J'ai eu tout de suite envie de rencontrer son écriture dans ce récit intime.
D'emblée le lecteur est confronté à cette écriture qui est à l'os, chaque mot est pesé dans cette façon d'adosser son récit à cette coutume du Vietnam : « On enterre les gens dans une tombe à leur taille pendant trois ans, au Vietnam. Puis, ce délai passé, la chair évaporée, on transvase dans un coffret plus chétif ce qu'il reste du corps : les os. Les cimetières sont donc faits de petits coffrets d'os. »
Trois générations de femmes, deux pays.
Treize ans après son départ elle revient seule dans ce pays qui la hante « pour tenter de réconcilier le passé et le présent, les deux continents et mes membres souffrants – pour tenter de me réconcilier. »
A dix ans elle est arrachée à son monde même si la mixité est présente et vécue, car son père est français, même s'il épouse ce pays qu'il aime, il impose aussi sa personnalité.
L'enfant passe d'une vie horizontale à une vie verticale.
Elle démontre très bien les différences, au Vietnam, il y a l'embargo, la vie difficile mais ceci est vécu dans la solidarité, la proximité, en France elle va vivre à la verticale. Chacun son monde, sa vie.

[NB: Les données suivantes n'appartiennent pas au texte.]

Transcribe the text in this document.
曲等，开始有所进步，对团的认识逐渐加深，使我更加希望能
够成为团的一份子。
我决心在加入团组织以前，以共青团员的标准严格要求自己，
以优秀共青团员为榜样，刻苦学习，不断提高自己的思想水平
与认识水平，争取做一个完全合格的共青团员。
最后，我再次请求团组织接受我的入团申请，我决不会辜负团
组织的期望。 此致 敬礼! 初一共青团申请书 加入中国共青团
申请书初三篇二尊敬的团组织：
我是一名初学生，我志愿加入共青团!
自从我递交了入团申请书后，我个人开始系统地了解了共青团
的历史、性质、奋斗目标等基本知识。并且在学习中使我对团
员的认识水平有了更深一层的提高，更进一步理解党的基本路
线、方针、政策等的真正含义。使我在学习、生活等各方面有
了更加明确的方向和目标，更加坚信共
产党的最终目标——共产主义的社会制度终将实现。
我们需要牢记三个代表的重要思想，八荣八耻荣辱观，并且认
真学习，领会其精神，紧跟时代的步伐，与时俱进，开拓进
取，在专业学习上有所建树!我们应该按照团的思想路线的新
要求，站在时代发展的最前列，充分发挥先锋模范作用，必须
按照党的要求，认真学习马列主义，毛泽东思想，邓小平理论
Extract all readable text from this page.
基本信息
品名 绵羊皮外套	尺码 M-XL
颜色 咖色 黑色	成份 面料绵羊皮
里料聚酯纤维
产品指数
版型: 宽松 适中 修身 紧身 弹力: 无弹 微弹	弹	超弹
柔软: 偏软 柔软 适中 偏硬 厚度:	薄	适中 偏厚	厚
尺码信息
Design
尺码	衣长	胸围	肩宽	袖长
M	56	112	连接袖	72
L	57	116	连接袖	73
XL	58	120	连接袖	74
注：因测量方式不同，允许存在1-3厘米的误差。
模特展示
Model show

D'un côté tous sous le même toit, de l'autre une case pour chaque toi.
La petite fille a un lien très spécial avec sa grand-mère Ba et sa nounou Co Phai.
« Au Vietnam, tu avais cinq familles : ta ville, tes parents, ta nourrice, tes grands-parents, tes amis. »
Alors l'arrachement fût violent, les adultes n'ont pas su voir car ils poursuivent leur vie, leur route et les changements sont comme une évidence, il faut s'adapter.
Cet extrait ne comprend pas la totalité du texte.